De rechter is hierbij gebonden aan wettige bewijsmiddelen. Er zijn 2 soorten
wettelijke stelsels:
Positief-wettelijk
Geeft een opsomming van bewijsmiddelen die de rechter mag gebruiken.
Hij is verplicht om het feit bewezen te verklaren als er sprake is van een
bepaalde hoeveelheid bewijs, ook al is de rechter misschien niet overtuigd.

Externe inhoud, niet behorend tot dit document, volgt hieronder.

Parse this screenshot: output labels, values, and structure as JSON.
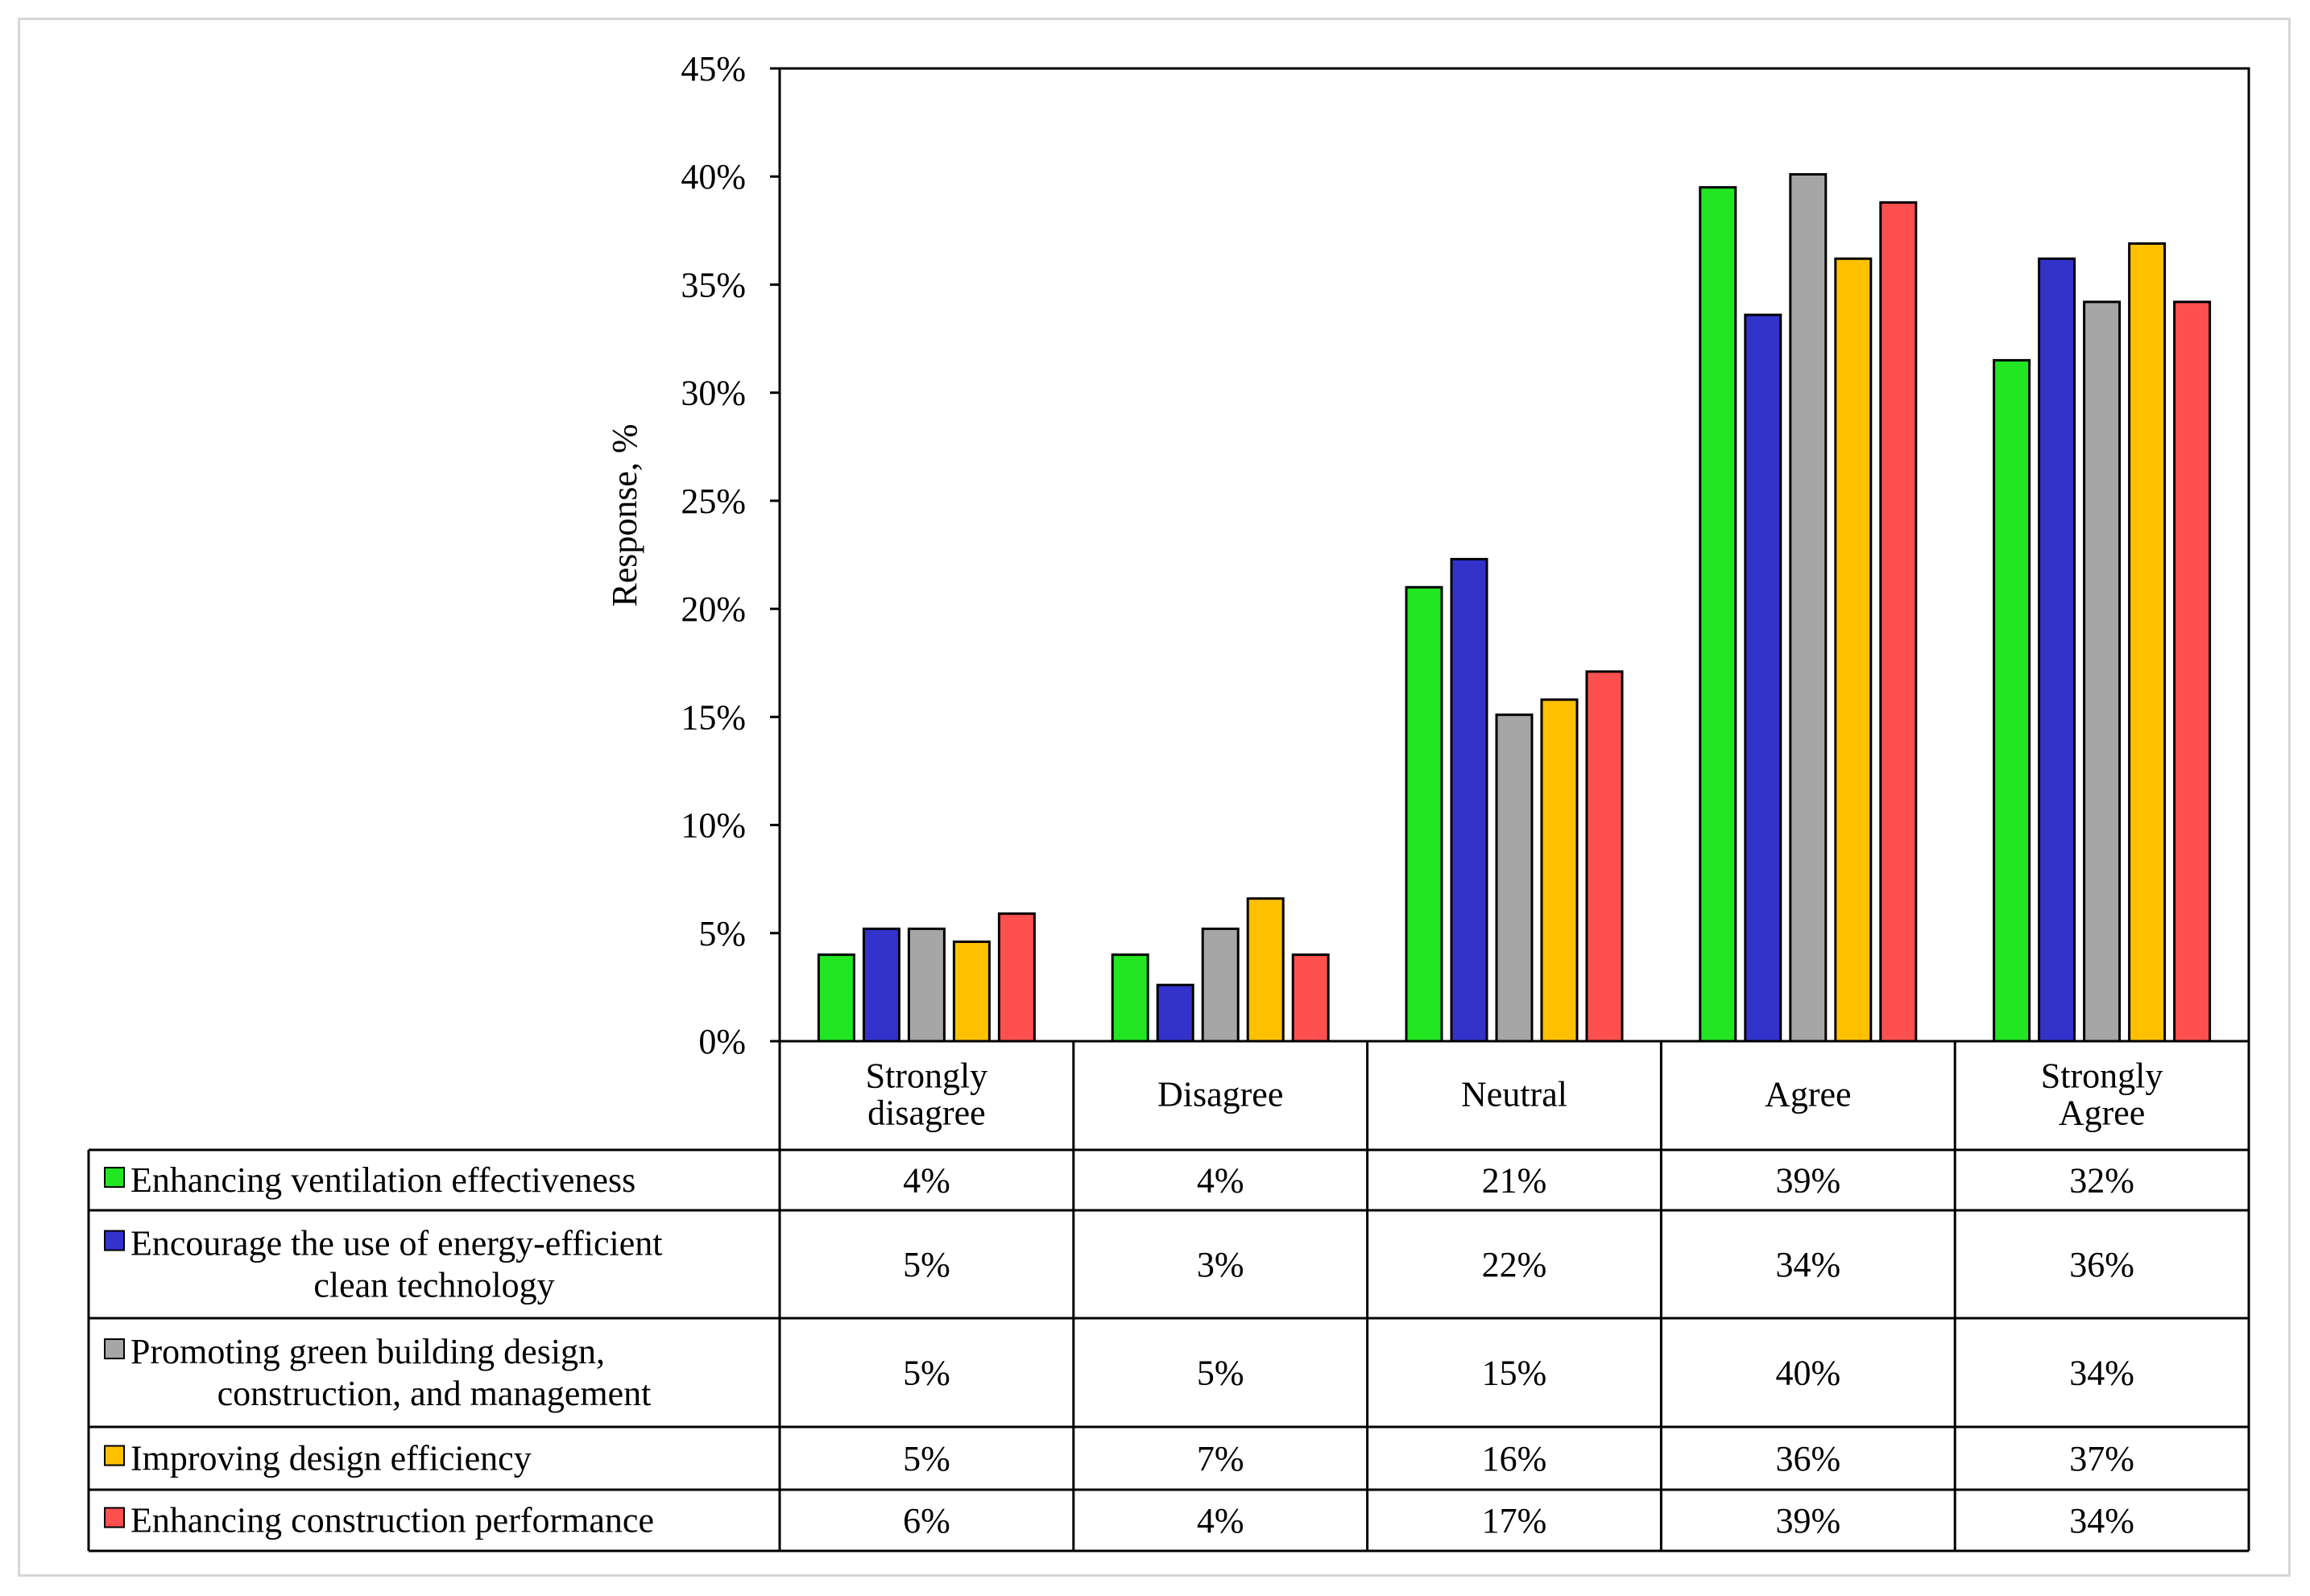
{
  "chart_data": {
    "type": "bar",
    "title": "",
    "xlabel": "",
    "ylabel": "Response, %",
    "ylim": [
      0,
      45
    ],
    "yticks": [
      0,
      5,
      10,
      15,
      20,
      25,
      30,
      35,
      40,
      45
    ],
    "ytick_labels": [
      "0%",
      "5%",
      "10%",
      "15%",
      "20%",
      "25%",
      "30%",
      "35%",
      "40%",
      "45%"
    ],
    "grid": false,
    "legend": "data-table-below",
    "categories": [
      [
        "Strongly",
        "disagree"
      ],
      [
        "Disagree"
      ],
      [
        "Neutral"
      ],
      [
        "Agree"
      ],
      [
        "Strongly",
        "Agree"
      ]
    ],
    "series": [
      {
        "name": "Enhancing ventilation effectiveness",
        "name_lines": [
          "Enhancing ventilation effectiveness"
        ],
        "color": "#22e622",
        "values": [
          4,
          4,
          21,
          39.5,
          31.5
        ],
        "labels": [
          "4%",
          "4%",
          "21%",
          "39%",
          "32%"
        ]
      },
      {
        "name": "Encourage the use of energy-efficient clean technology",
        "name_lines": [
          "Encourage the use of energy-efficient",
          "clean technology"
        ],
        "color": "#3333cc",
        "values": [
          5.2,
          2.6,
          22.3,
          33.6,
          36.2
        ],
        "labels": [
          "5%",
          "3%",
          "22%",
          "34%",
          "36%"
        ]
      },
      {
        "name": "Promoting green building design, construction, and management",
        "name_lines": [
          "Promoting green building design,",
          "construction, and management"
        ],
        "color": "#a6a6a6",
        "values": [
          5.2,
          5.2,
          15.1,
          40.1,
          34.2
        ],
        "labels": [
          "5%",
          "5%",
          "15%",
          "40%",
          "34%"
        ]
      },
      {
        "name": "Improving design efficiency",
        "name_lines": [
          "Improving design efficiency"
        ],
        "color": "#ffc000",
        "values": [
          4.6,
          6.6,
          15.8,
          36.2,
          36.9
        ],
        "labels": [
          "5%",
          "7%",
          "16%",
          "36%",
          "37%"
        ]
      },
      {
        "name": "Enhancing construction performance",
        "name_lines": [
          "Enhancing construction performance"
        ],
        "color": "#ff5050",
        "values": [
          5.9,
          4,
          17.1,
          38.8,
          34.2
        ],
        "labels": [
          "6%",
          "4%",
          "17%",
          "39%",
          "34%"
        ]
      }
    ]
  }
}
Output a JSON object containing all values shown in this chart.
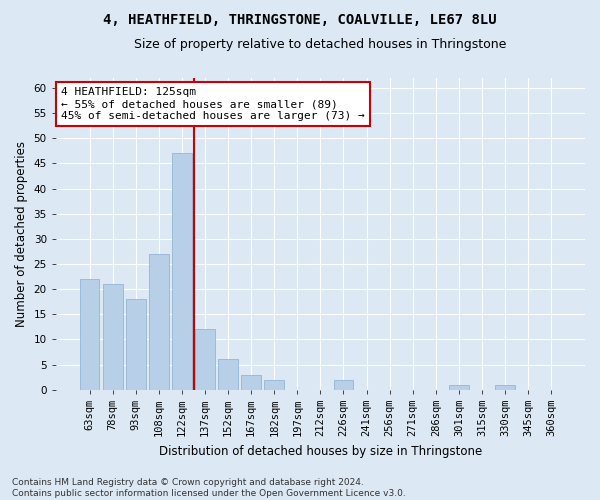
{
  "title_line1": "4, HEATHFIELD, THRINGSTONE, COALVILLE, LE67 8LU",
  "title_line2": "Size of property relative to detached houses in Thringstone",
  "xlabel": "Distribution of detached houses by size in Thringstone",
  "ylabel": "Number of detached properties",
  "categories": [
    "63sqm",
    "78sqm",
    "93sqm",
    "108sqm",
    "122sqm",
    "137sqm",
    "152sqm",
    "167sqm",
    "182sqm",
    "197sqm",
    "212sqm",
    "226sqm",
    "241sqm",
    "256sqm",
    "271sqm",
    "286sqm",
    "301sqm",
    "315sqm",
    "330sqm",
    "345sqm",
    "360sqm"
  ],
  "values": [
    22,
    21,
    18,
    27,
    47,
    12,
    6,
    3,
    2,
    0,
    0,
    2,
    0,
    0,
    0,
    0,
    1,
    0,
    1,
    0,
    0
  ],
  "bar_color": "#b8cfe8",
  "bar_edge_color": "#8aaece",
  "vline_x": 4.5,
  "vline_color": "#cc0000",
  "annotation_text": "4 HEATHFIELD: 125sqm\n← 55% of detached houses are smaller (89)\n45% of semi-detached houses are larger (73) →",
  "annotation_box_color": "#ffffff",
  "annotation_box_edge_color": "#cc0000",
  "ylim": [
    0,
    62
  ],
  "yticks": [
    0,
    5,
    10,
    15,
    20,
    25,
    30,
    35,
    40,
    45,
    50,
    55,
    60
  ],
  "footer": "Contains HM Land Registry data © Crown copyright and database right 2024.\nContains public sector information licensed under the Open Government Licence v3.0.",
  "background_color": "#dce8f4",
  "plot_background_color": "#dce8f4",
  "grid_color": "#ffffff",
  "title_fontsize": 10,
  "subtitle_fontsize": 9,
  "axis_label_fontsize": 8.5,
  "tick_fontsize": 7.5,
  "annotation_fontsize": 8,
  "footer_fontsize": 6.5
}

Bv. 3 belastende getuigenverklaringen.
Negatief-wettelijk
Hierbij is een rechter negatief gebonden aan bewijsmiddelen. De rechter
mag niet veroordelen als het door de wet voorgeschreven minimum aan
bewijs niet voorhanden is. Hierbij moet hij dan vrijspreken, ook al is hij wel
overtuigd. Een rechter moet ook vrijspreken als hij twijfelt, ook al lijkt het
bewijs tegen de verdachte nog zo groot. Hoofdregel is: Beginsel in dubio
pro reo, de verdachte moet het voordeel van de twijfel krijgen.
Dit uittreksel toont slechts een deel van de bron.